November 29, 2008
CBOT Soy Review on Friday: Pressure by stronger US dollar dominates
Last-minute buying interest helped Chicago Board of Trade soybean futures pare losses in Friday's abbreviated trading session.
The strength of the U.S. dollar was the dominant influence on crude oil and, by extension, the grain and soybean markets, traders said. Month-end, position-squaring activity was also featured throughout the day.
January soybean contracts finished down 3 cents a bushel to close at US$8.83, in line with the 10-day moving average. The contract traded in a 13-cent range on low volume. The high was US$8.84. March soybeans dropped 3 cents to close at US$8.91. It traded an 11-cent range, topping at US$8.91.
Midday estimates pegged speculative fund selling at 1,000 soybean contracts.
"As the new month begins, [soy]beans will continue to be influenced by outside markets but will slowly start to focus on South American weather with this weekend's rainfall totals an important note on Monday's highlight reel," said Kim Rugel, an analyst at Benson Quinn Commodities.

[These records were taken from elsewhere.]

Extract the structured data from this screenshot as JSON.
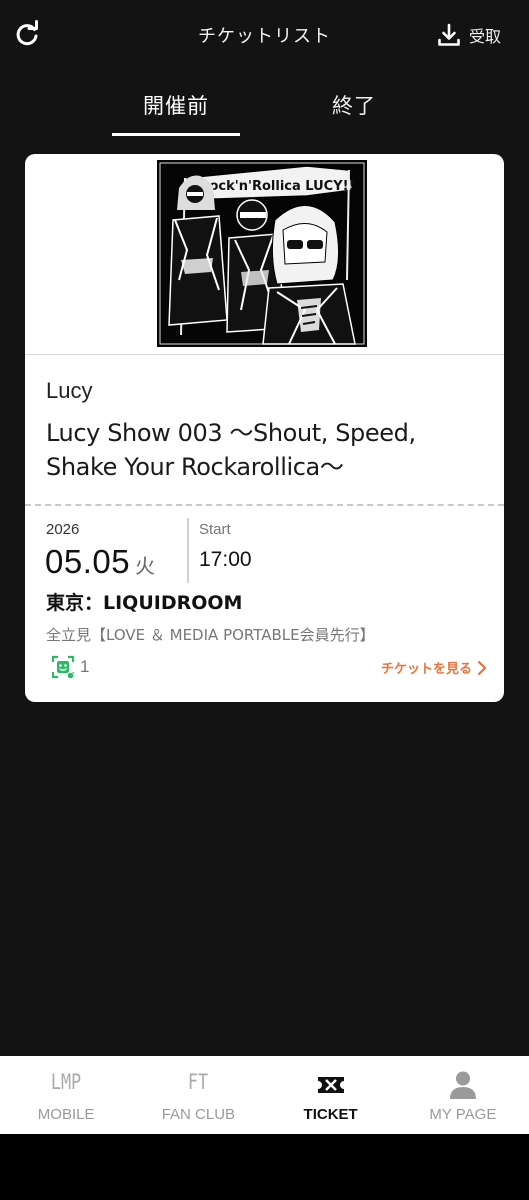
{
  "header": {
    "title": "チケットリスト",
    "receive_label": "受取",
    "refresh_icon": "refresh-icon",
    "receive_icon": "download-icon"
  },
  "tabs": [
    {
      "label": "開催前",
      "active": true
    },
    {
      "label": "終了",
      "active": false
    }
  ],
  "ticket": {
    "artist": "Lucy",
    "title": "Lucy Show 003 〜Shout, Speed, Shake Your Rockarollica〜",
    "year": "2026",
    "date": "05.05",
    "weekday": "火",
    "start_label": "Start",
    "start_time": "17:00",
    "venue": "東京：LIQUIDROOM",
    "seat": "全立見【LOVE ＆ MEDIA PORTABLE会員先行】",
    "quantity": "1",
    "view_label": "チケットを見る",
    "artwork_text": "Rock'n'Rollica LUCY!!"
  },
  "nav": [
    {
      "label": "MOBILE",
      "icon": "LMP",
      "active": false
    },
    {
      "label": "FAN CLUB",
      "icon": "FT",
      "active": false
    },
    {
      "label": "TICKET",
      "icon": "ticket-icon",
      "active": true
    },
    {
      "label": "MY PAGE",
      "icon": "person-icon",
      "active": false
    }
  ],
  "colors": {
    "background": "#131313",
    "card": "#ffffff",
    "accent": "#e8743b",
    "qr_green": "#2fb86a"
  }
}
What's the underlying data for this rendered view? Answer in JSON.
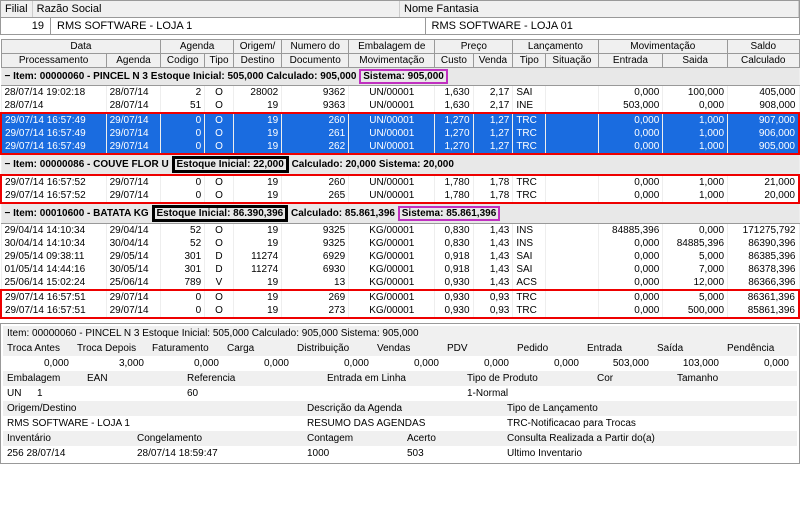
{
  "top": {
    "filial_label": "Filial",
    "razao_label": "Razão Social",
    "nome_label": "Nome Fantasia",
    "filial_num": "19",
    "razao_value": "RMS SOFTWARE - LOJA 1",
    "fantasia_value": "RMS SOFTWARE - LOJA 01"
  },
  "headers": {
    "data": "Data",
    "agenda": "Agenda",
    "origem": "Origem/",
    "numero": "Numero do",
    "embalagem": "Embalagem de",
    "preco": "Preço",
    "lancamento": "Lançamento",
    "movimentacao": "Movimentação",
    "saldo": "Saldo",
    "processamento": "Processamento",
    "agenda2": "Agenda",
    "codigo": "Codigo",
    "tipo": "Tipo",
    "destino": "Destino",
    "documento": "Documento",
    "mov2": "Movimentação",
    "custo": "Custo",
    "venda": "Venda",
    "tipo2": "Tipo",
    "situacao": "Situação",
    "entrada": "Entrada",
    "saida": "Saida",
    "calculado": "Calculado"
  },
  "section1": {
    "prefix": "−  Item: 00000060 - PINCEL N 3  Estoque Inicial: 505,000  Calculado: 905,000",
    "sistema": "Sistema: 905,000"
  },
  "rows1": [
    {
      "proc": "28/07/14 19:02:18",
      "ag": "28/07/14",
      "cod": "2",
      "tp": "O",
      "dest": "28002",
      "doc": "9362",
      "mov": "UN/00001",
      "cus": "1,630",
      "ven": "2,17",
      "ltp": "SAI",
      "sit": "",
      "ent": "0,000",
      "sai": "100,000",
      "calc": "405,000",
      "cls": ""
    },
    {
      "proc": "28/07/14",
      "ag": "28/07/14",
      "cod": "51",
      "tp": "O",
      "dest": "19",
      "doc": "9363",
      "mov": "UN/00001",
      "cus": "1,630",
      "ven": "2,17",
      "ltp": "INE",
      "sit": "",
      "ent": "503,000",
      "sai": "0,000",
      "calc": "908,000",
      "cls": ""
    },
    {
      "proc": "29/07/14 16:57:49",
      "ag": "29/07/14",
      "cod": "0",
      "tp": "O",
      "dest": "19",
      "doc": "260",
      "mov": "UN/00001",
      "cus": "1,270",
      "ven": "1,27",
      "ltp": "TRC",
      "sit": "",
      "ent": "0,000",
      "sai": "1,000",
      "calc": "907,000",
      "cls": "blue-row"
    },
    {
      "proc": "29/07/14 16:57:49",
      "ag": "29/07/14",
      "cod": "0",
      "tp": "O",
      "dest": "19",
      "doc": "261",
      "mov": "UN/00001",
      "cus": "1,270",
      "ven": "1,27",
      "ltp": "TRC",
      "sit": "",
      "ent": "0,000",
      "sai": "1,000",
      "calc": "906,000",
      "cls": "blue-row"
    },
    {
      "proc": "29/07/14 16:57:49",
      "ag": "29/07/14",
      "cod": "0",
      "tp": "O",
      "dest": "19",
      "doc": "262",
      "mov": "UN/00001",
      "cus": "1,270",
      "ven": "1,27",
      "ltp": "TRC",
      "sit": "",
      "ent": "0,000",
      "sai": "1,000",
      "calc": "905,000",
      "cls": "blue-row"
    }
  ],
  "section2": {
    "prefix": "−  Item: 00000086 - COUVE FLOR U",
    "estoque": "Estoque Inicial: 22,000",
    "middle": "Calculado: 20,000",
    "sistema": "Sistema: 20,000"
  },
  "rows2": [
    {
      "proc": "29/07/14 16:57:52",
      "ag": "29/07/14",
      "cod": "0",
      "tp": "O",
      "dest": "19",
      "doc": "260",
      "mov": "UN/00001",
      "cus": "1,780",
      "ven": "1,78",
      "ltp": "TRC",
      "sit": "",
      "ent": "0,000",
      "sai": "1,000",
      "calc": "21,000"
    },
    {
      "proc": "29/07/14 16:57:52",
      "ag": "29/07/14",
      "cod": "0",
      "tp": "O",
      "dest": "19",
      "doc": "265",
      "mov": "UN/00001",
      "cus": "1,780",
      "ven": "1,78",
      "ltp": "TRC",
      "sit": "",
      "ent": "0,000",
      "sai": "1,000",
      "calc": "20,000"
    }
  ],
  "section3": {
    "prefix": "−  Item: 00010600 - BATATA KG",
    "estoque": "Estoque Inicial: 86.390,396",
    "middle": "Calculado: 85.861,396",
    "sistema": "Sistema: 85.861,396"
  },
  "rows3a": [
    {
      "proc": "29/04/14 14:10:34",
      "ag": "29/04/14",
      "cod": "52",
      "tp": "O",
      "dest": "19",
      "doc": "9325",
      "mov": "KG/00001",
      "cus": "0,830",
      "ven": "1,43",
      "ltp": "INS",
      "sit": "",
      "ent": "84885,396",
      "sai": "0,000",
      "calc": "171275,792"
    },
    {
      "proc": "30/04/14 14:10:34",
      "ag": "30/04/14",
      "cod": "52",
      "tp": "O",
      "dest": "19",
      "doc": "9325",
      "mov": "KG/00001",
      "cus": "0,830",
      "ven": "1,43",
      "ltp": "INS",
      "sit": "",
      "ent": "0,000",
      "sai": "84885,396",
      "calc": "86390,396"
    },
    {
      "proc": "29/05/14 09:38:11",
      "ag": "29/05/14",
      "cod": "301",
      "tp": "D",
      "dest": "11274",
      "doc": "6929",
      "mov": "KG/00001",
      "cus": "0,918",
      "ven": "1,43",
      "ltp": "SAI",
      "sit": "",
      "ent": "0,000",
      "sai": "5,000",
      "calc": "86385,396"
    },
    {
      "proc": "01/05/14 14:44:16",
      "ag": "30/05/14",
      "cod": "301",
      "tp": "D",
      "dest": "11274",
      "doc": "6930",
      "mov": "KG/00001",
      "cus": "0,918",
      "ven": "1,43",
      "ltp": "SAI",
      "sit": "",
      "ent": "0,000",
      "sai": "7,000",
      "calc": "86378,396"
    },
    {
      "proc": "25/06/14 15:02:24",
      "ag": "25/06/14",
      "cod": "789",
      "tp": "V",
      "dest": "19",
      "doc": "13",
      "mov": "KG/00001",
      "cus": "0,930",
      "ven": "1,43",
      "ltp": "ACS",
      "sit": "",
      "ent": "0,000",
      "sai": "12,000",
      "calc": "86366,396"
    }
  ],
  "rows3b": [
    {
      "proc": "29/07/14 16:57:51",
      "ag": "29/07/14",
      "cod": "0",
      "tp": "O",
      "dest": "19",
      "doc": "269",
      "mov": "KG/00001",
      "cus": "0,930",
      "ven": "0,93",
      "ltp": "TRC",
      "sit": "",
      "ent": "0,000",
      "sai": "5,000",
      "calc": "86361,396"
    },
    {
      "proc": "29/07/14 16:57:51",
      "ag": "29/07/14",
      "cod": "0",
      "tp": "O",
      "dest": "19",
      "doc": "273",
      "mov": "KG/00001",
      "cus": "0,930",
      "ven": "0,93",
      "ltp": "TRC",
      "sit": "",
      "ent": "0,000",
      "sai": "500,000",
      "calc": "85861,396"
    }
  ],
  "bottom": {
    "item_line": "Item: 00000060 - PINCEL N 3  Estoque Inicial: 505,000  Calculado: 905,000  Sistema: 905,000",
    "h": {
      "troca_antes": "Troca Antes",
      "troca_depois": "Troca Depois",
      "faturamento": "Faturamento",
      "carga": "Carga",
      "distribuicao": "Distribuição",
      "vendas": "Vendas",
      "pdv": "PDV",
      "pedido": "Pedido",
      "entrada": "Entrada",
      "saida": "Saída",
      "pendencia": "Pendência"
    },
    "v": {
      "troca_antes": "0,000",
      "troca_depois": "3,000",
      "faturamento": "0,000",
      "carga": "0,000",
      "distribuicao": "0,000",
      "vendas": "0,000",
      "pdv": "0,000",
      "pedido": "0,000",
      "entrada": "503,000",
      "saida": "103,000",
      "pendencia": "0,000"
    },
    "l3": {
      "embalagem": "Embalagem",
      "ean": "EAN",
      "referencia": "Referencia",
      "entrada_linha": "Entrada em Linha",
      "tipo_produto": "Tipo de Produto",
      "cor": "Cor",
      "tamanho": "Tamanho"
    },
    "l4": {
      "un": "UN",
      "un_val": "1",
      "ref_val": "60",
      "tipo_val": "1-Normal"
    },
    "l5": {
      "origem_destino": "Origem/Destino",
      "descricao": "Descrição da Agenda",
      "tipo_lanc": "Tipo de Lançamento"
    },
    "l6": {
      "origem_val": "RMS SOFTWARE - LOJA 1",
      "desc_val": "RESUMO DAS AGENDAS",
      "tipo_val": "TRC-Notificacao para Trocas"
    },
    "l7": {
      "inventario": "Inventário",
      "congelamento": "Congelamento",
      "contagem": "Contagem",
      "acerto": "Acerto",
      "consulta": "Consulta Realizada a Partir do(a)"
    },
    "l8": {
      "inv_val": "256 28/07/14",
      "cong_val": "28/07/14 18:59:47",
      "cont_val": "1000",
      "acerto_val": "503",
      "ult": "Ultimo Inventario"
    }
  }
}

Total U.S. export sales of soybeans equaled 781,600 metric tonnes for the week ended Nov. 20, according to a report issued Friday by the U.S. Department of Agriculture.
Analysts expected U.S. soybean export sales to total 500,000-800,000 metric tonnes. Week-earlier sales totaled 790,900 metric tonnes.
China continues to be a strong buyer as U.S. products are better-priced than the country's domestic supply.
The U.S. Department of Agriculture is scheduled to release its weekly export inspections report Monday at 11 a.m. EST.
Traders expect the nearby contract to range US$8.50-US$9.50 through the end of the South American growing season, a trader said.
Northern Argentina this weekend should receive some of the rain that's replenished the country's other growing areas, said T-Storm Weather President Mike Tannura.
"Rain will not be a critical issue for the country next week due to widespread heavy rain in recent days -- and especially over the last 12-18 hours," Tannura said.
"Mato Grosso do Sul, Paraguay, and South Brazil will experience a few thunder storms early next week, but widespread and heavy rain is unlikely," he added. "Therefore, dryness that began 2-3 weeks ago here will continue with more rain needed to follow beyond next week. Dryness issues for Mato Grosso and Goias are not expected."
CBOT soy products closed mixed.
December soymeal settled near the bottom of its US$12 trading range, notching a US$7.20 loss, closing at US$256 per short tonne.
Soymeal export sales were lower than expected, totaling 59,700 metric tonnes. Analysts expected 100,000-125,000 metric tonnes, according to the Linn Group.
Soyoil sales were 17,100 metric tonnes, above the 5,000-10,000 estimate range collected by the Linn Group.
December soyoil gained 8 points to close at 32.58 cents per pound.
Speculative fund activity was termed even in soymeal lots. Soyoil selling was estimated at 1,000 lots, according to midday estimates.
December oil share ended at 38.55% and the January crush ended at 36 1/4 cents.